🤖 AI Summary
This paper addresses the long-overlooked problem of onomatopoeia visual stylization in manga generation. We propose OnomatoGen, the first end-to-end model specifically designed for onomatopoeia generation and stylistic control. Unlike generic text style transfer methods, OnomatoGen explicitly models semantic-visual alignment between onomatopoeic text and scene emotion intensity by leveraging the alpha channel to govern shape, scale, and spatial placement of onomatopoeic glyphs. The framework integrates three key components: (1) fine-grained textual semantic modeling, (2) cross-modal visual–semantic alignment, and (3) alpha-channel–driven controllable image generation.

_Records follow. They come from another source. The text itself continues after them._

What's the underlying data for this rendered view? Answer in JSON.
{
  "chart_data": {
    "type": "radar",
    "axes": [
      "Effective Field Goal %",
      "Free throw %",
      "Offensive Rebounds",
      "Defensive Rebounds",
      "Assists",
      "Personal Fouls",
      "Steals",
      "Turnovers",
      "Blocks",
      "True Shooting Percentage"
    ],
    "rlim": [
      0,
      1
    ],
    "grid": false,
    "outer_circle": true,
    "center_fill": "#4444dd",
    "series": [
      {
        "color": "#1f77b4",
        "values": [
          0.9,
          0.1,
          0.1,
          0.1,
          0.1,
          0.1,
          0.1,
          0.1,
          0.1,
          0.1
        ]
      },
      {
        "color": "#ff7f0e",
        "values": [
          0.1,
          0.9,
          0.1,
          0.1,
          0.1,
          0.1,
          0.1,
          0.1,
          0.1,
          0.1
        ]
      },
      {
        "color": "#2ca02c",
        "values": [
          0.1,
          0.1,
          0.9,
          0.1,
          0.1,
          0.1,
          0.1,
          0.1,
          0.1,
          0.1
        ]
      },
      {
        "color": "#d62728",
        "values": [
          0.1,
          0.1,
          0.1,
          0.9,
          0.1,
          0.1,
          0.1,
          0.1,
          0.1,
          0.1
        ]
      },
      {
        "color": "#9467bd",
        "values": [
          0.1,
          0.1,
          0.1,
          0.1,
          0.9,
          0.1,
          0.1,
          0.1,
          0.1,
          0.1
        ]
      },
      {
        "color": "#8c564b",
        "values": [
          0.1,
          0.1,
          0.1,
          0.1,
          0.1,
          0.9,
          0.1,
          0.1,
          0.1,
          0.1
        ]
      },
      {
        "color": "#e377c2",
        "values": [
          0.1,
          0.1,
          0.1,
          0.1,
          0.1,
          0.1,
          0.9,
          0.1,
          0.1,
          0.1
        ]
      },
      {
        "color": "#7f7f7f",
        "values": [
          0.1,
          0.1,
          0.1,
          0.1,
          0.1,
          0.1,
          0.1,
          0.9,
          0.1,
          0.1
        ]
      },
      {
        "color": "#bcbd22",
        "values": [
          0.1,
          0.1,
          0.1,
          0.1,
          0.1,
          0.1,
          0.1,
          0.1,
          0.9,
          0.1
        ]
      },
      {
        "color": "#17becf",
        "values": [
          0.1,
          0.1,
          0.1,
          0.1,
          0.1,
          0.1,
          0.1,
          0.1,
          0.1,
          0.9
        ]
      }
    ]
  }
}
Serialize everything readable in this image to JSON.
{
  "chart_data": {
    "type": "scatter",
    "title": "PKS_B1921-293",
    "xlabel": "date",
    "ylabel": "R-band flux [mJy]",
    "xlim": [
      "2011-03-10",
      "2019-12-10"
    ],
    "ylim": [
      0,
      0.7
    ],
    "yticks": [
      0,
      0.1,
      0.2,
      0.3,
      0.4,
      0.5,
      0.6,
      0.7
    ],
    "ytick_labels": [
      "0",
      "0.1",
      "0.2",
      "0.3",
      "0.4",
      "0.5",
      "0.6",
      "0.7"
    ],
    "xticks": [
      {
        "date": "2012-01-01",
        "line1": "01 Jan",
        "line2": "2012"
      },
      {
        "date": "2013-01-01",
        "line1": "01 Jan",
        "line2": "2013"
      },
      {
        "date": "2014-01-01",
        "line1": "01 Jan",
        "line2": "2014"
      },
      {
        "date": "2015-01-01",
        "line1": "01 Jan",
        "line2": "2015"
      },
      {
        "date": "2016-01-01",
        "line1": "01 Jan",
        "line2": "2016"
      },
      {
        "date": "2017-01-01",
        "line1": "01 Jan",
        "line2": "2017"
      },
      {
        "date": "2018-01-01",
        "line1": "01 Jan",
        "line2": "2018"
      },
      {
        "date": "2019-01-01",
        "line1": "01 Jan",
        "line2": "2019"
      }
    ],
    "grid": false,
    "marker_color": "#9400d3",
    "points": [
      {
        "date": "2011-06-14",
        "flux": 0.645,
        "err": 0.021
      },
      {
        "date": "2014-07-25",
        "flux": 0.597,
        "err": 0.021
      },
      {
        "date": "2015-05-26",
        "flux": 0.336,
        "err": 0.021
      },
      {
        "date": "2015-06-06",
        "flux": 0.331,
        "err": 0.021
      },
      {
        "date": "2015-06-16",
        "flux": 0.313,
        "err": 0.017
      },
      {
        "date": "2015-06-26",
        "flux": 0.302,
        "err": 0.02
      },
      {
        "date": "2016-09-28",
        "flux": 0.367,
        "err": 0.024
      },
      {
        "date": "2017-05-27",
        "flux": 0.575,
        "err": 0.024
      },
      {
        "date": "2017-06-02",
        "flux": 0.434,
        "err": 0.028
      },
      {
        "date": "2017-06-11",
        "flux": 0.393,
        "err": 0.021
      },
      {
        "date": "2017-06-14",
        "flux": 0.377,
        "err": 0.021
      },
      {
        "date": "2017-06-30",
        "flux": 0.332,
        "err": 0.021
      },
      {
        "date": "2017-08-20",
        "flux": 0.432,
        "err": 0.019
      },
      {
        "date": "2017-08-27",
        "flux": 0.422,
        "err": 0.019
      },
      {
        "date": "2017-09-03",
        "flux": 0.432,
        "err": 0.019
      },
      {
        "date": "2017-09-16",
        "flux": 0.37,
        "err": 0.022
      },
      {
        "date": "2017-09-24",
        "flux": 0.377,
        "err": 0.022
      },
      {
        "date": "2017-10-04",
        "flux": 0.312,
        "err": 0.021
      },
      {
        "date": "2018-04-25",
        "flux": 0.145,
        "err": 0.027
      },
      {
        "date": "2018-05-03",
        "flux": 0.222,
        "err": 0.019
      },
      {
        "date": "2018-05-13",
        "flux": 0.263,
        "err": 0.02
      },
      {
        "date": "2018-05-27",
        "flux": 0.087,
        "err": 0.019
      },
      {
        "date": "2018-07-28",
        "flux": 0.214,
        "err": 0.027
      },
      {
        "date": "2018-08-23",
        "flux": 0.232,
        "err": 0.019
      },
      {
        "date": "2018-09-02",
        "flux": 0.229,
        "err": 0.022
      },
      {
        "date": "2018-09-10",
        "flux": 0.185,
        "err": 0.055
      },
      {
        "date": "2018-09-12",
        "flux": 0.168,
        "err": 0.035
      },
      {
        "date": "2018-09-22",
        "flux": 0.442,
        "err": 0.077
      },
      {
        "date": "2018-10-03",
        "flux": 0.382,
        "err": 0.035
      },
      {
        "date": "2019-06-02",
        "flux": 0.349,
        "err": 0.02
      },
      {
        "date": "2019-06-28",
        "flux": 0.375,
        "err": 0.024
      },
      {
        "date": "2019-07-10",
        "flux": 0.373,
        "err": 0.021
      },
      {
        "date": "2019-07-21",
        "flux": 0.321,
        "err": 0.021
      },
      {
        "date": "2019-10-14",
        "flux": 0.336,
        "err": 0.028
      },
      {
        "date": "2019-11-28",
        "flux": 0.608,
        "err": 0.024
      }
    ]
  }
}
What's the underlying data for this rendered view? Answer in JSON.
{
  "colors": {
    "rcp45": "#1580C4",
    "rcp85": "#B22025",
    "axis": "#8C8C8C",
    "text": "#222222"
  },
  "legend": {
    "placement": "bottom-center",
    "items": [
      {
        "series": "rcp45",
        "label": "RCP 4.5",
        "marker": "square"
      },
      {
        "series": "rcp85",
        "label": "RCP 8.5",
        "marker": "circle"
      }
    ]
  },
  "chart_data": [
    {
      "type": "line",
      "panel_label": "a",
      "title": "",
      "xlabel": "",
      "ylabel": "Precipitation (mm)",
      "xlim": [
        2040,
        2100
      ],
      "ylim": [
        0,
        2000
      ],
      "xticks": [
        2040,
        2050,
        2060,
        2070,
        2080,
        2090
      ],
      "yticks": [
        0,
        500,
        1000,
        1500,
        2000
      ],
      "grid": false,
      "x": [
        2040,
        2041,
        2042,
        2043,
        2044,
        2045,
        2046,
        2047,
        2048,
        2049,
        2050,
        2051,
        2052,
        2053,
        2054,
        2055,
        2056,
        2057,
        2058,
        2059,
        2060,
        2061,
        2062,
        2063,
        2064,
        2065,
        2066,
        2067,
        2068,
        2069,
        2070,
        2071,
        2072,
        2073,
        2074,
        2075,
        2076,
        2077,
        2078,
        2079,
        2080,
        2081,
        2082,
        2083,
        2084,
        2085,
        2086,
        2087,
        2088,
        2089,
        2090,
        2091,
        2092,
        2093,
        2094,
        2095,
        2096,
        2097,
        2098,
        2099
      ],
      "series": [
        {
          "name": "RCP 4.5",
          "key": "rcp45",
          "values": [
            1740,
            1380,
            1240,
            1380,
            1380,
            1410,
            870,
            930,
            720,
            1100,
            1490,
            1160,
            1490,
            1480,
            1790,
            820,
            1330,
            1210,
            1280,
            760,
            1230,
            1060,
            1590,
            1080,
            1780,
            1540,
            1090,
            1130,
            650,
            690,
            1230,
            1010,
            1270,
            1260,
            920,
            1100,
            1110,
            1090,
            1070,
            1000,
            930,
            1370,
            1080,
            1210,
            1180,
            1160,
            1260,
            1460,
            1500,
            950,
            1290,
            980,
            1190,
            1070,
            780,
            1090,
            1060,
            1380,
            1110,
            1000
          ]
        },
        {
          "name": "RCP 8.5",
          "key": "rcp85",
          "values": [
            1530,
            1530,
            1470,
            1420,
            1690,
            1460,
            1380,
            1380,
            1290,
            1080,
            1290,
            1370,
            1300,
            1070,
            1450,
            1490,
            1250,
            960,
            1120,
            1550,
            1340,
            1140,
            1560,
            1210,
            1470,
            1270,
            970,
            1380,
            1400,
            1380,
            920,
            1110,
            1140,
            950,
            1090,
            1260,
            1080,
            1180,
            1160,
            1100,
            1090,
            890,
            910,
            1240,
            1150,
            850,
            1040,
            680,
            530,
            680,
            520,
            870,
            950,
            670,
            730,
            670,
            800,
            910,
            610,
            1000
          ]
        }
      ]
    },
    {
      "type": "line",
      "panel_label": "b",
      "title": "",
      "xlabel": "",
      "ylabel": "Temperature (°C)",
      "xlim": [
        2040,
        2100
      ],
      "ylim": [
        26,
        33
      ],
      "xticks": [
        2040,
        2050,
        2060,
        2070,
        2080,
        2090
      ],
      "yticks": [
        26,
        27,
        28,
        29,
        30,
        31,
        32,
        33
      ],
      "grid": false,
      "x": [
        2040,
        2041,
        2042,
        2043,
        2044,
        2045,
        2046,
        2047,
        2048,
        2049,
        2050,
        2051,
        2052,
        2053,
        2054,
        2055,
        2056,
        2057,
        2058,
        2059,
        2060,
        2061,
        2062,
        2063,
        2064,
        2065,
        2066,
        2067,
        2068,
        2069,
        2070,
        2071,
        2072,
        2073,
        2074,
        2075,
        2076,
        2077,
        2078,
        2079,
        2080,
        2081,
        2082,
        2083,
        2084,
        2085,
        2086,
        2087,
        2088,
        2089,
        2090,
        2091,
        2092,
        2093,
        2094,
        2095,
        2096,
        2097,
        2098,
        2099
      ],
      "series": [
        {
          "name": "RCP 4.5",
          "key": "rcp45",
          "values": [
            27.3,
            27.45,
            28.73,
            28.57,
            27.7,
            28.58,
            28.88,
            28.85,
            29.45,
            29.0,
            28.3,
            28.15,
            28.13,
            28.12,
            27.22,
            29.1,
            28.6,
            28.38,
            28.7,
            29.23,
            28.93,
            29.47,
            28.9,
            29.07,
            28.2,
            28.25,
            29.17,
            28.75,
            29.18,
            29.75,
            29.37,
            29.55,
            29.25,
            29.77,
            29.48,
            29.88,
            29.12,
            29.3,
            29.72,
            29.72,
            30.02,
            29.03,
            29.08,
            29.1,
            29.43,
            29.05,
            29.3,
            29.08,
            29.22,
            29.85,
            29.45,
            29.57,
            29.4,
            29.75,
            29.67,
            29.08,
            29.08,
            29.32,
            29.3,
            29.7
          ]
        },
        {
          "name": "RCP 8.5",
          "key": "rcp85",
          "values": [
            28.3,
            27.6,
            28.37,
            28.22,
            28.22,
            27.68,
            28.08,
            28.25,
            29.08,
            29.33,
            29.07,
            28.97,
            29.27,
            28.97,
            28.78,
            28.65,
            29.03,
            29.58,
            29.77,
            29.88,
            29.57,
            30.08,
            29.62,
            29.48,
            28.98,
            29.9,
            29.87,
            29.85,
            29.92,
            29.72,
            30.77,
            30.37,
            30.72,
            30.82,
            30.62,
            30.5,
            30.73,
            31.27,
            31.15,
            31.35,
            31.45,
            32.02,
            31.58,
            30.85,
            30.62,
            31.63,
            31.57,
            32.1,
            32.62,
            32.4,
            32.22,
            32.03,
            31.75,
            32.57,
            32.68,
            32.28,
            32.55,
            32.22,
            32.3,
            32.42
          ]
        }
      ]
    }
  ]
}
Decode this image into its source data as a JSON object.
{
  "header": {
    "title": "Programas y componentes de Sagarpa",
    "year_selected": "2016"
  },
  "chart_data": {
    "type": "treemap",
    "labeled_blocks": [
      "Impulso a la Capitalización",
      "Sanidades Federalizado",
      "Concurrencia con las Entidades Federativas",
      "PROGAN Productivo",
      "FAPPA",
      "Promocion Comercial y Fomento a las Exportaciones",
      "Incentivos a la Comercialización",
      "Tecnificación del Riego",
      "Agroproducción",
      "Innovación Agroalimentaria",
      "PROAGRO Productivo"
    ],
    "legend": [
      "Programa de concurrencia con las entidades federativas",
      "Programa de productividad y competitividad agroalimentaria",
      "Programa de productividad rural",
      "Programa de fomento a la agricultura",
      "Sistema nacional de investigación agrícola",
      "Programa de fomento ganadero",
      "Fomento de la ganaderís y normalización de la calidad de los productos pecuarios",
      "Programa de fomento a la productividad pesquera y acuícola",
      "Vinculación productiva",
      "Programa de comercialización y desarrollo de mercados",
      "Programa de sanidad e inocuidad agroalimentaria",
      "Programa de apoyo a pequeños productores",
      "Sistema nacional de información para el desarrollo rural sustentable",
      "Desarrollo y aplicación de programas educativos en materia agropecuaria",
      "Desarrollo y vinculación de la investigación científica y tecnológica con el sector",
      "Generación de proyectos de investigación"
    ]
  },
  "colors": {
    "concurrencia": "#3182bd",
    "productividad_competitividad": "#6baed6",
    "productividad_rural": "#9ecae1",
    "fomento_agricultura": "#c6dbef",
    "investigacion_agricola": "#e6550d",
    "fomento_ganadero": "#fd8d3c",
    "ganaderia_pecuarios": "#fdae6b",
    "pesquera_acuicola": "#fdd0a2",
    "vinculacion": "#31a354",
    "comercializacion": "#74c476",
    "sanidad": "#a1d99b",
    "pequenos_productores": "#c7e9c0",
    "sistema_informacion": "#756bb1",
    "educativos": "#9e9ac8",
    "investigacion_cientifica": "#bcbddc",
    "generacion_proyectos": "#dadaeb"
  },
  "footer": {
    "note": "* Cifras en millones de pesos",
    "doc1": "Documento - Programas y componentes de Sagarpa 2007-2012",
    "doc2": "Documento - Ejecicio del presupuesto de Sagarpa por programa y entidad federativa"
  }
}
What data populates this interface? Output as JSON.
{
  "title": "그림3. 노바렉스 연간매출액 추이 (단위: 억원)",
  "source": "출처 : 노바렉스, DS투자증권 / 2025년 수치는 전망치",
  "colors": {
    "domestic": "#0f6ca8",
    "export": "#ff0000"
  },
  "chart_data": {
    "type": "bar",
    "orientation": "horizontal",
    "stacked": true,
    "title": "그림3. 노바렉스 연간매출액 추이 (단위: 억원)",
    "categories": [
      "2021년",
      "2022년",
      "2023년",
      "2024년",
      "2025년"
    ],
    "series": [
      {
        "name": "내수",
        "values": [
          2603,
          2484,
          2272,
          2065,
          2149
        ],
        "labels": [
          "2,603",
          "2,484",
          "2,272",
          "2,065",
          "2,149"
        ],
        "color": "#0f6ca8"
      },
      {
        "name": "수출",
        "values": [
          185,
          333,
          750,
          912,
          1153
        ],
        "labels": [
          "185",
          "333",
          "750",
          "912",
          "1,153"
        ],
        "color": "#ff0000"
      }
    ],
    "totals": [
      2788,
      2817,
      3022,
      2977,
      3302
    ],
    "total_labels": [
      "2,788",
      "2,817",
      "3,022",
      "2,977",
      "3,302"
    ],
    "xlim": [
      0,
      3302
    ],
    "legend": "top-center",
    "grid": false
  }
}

Quantitative and qualitative evaluations demonstrate that OnomatoGen significantly outperforms existing approaches in both visual expressiveness and contextual coherence of generated onomatopoeia. It establishes a novel paradigm for AI-driven manga synthesis, enabling semantically grounded, stylistically adaptive, and compositionally aware onomatopoeia rendering.
📝 Abstract
Onomatopoeia is an important element for textual messaging in manga. Unlike character dialogue in manga, onomatopoeic expressions are visually stylized, with variations in shape, size, and placement that reflect the scene's intensity and mood. Despite its important role, onomatopoeia has not received much attention in manga generation. In this paper, we focus on onomatopoeia generation and propose OnomatoGen, which stylizes plain text to an onomatopoeic style. We empirically show the unique properties of onomatopoeia generation, which differ from typical text stylization methods, and that OnomatoGen can effectively stylize plain text in an onomatopoeia style.